Ils ont tendance à prendre vraiment au sérieux leur charge et leur valeur,
et c'est ce qui incite d'ailleurs à leur confier des postes de responsabilité.
Mais sans aucun sens de l'humour, il leur est difficile de ressentir de l'empathie,
encore moins de la miséricorde, de la grandeur d'âme, de la compréhension ou de la générosité,
toutes ces qualités qui font qu'on n'est pas obéi avec une rigidité toute militaire, peut-être,
mais qu'on est suivi de bon coeur et généreusement par des personnes reconnaissantes,
qui iraient n'importe où derrière ceux qui les traitent avec humanité.
Ça fait des decennies qu'on s'efforce de tenir les structures d'une Église qui n'existe plus.
Oh, l'Église existe encore, bien sûr.
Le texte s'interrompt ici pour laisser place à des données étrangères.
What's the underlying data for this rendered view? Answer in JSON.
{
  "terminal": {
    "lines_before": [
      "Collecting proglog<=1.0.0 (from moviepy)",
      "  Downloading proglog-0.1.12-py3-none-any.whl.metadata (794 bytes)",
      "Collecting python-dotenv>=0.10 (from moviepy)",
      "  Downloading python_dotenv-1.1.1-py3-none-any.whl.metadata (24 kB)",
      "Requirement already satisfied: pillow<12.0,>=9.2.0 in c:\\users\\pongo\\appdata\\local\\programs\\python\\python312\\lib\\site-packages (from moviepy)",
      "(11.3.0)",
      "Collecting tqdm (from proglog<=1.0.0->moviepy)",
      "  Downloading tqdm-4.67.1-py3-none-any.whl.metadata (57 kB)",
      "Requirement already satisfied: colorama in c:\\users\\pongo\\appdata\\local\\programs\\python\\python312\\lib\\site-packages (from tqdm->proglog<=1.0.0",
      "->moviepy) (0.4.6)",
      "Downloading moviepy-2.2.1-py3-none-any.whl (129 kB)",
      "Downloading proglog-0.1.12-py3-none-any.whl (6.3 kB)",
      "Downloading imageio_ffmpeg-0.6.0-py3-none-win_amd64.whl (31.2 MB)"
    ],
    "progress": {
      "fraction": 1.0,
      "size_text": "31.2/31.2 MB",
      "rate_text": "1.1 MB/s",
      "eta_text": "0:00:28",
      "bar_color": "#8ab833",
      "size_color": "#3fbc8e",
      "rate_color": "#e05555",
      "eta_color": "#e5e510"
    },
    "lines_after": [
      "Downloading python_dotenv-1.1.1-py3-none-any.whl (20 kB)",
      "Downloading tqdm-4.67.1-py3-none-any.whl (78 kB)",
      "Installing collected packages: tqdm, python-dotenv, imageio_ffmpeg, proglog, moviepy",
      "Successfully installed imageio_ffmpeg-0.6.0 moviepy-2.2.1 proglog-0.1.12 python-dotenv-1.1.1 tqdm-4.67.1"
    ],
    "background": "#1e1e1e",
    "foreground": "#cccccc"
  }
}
Mais pas l'Église triomphante, qui occupait l'espace public,
et dont les rites, les enseignements ou les activités étaient connus de tous, croyants ou non.
On est aujourd'hui à une époque du "petit reste", en tous cas en Europe.
Ce n'est pas bien grave, c'est quelque chose de courant dans l'histoire biblique, ces époques.
Mais passer son temps à s'occuper de propriétés foncières qu'on n'utilise plus
ou multiplier les services diocésains, et donc les prospectus ou les demandes aux paroisses,
ça n'a pas de sens. On ferait mieux d'alléger la structure au maximum,
pour ne pas enfouir ce qu'il reste des paroisses sous des tonnes de paperasse devenue inutile.
Il y a beaucoup de baptisés non-pratiquants qui sont tellement éloignés de la foi chrétienne,
qu'ils pensent que les pseudo-liturgies profanes qui ont lieu dans les crématoriums
valent la même chose que de passer à l'église,
parce que tout ce qu'ils veulent, c'est un hommage, une célébration du souvenir.
Le fait de prier pour leurs morts pour les accompagner sur le chemin de la Vie Éternelle
et d'intercéder en communauté pour leur salut devant Dieu leur échappe totalement.
Quand la personne décédée avait, elle, la foi, c'est encore plus triste
de ne pas lui concéder une mort en présence de Dieu.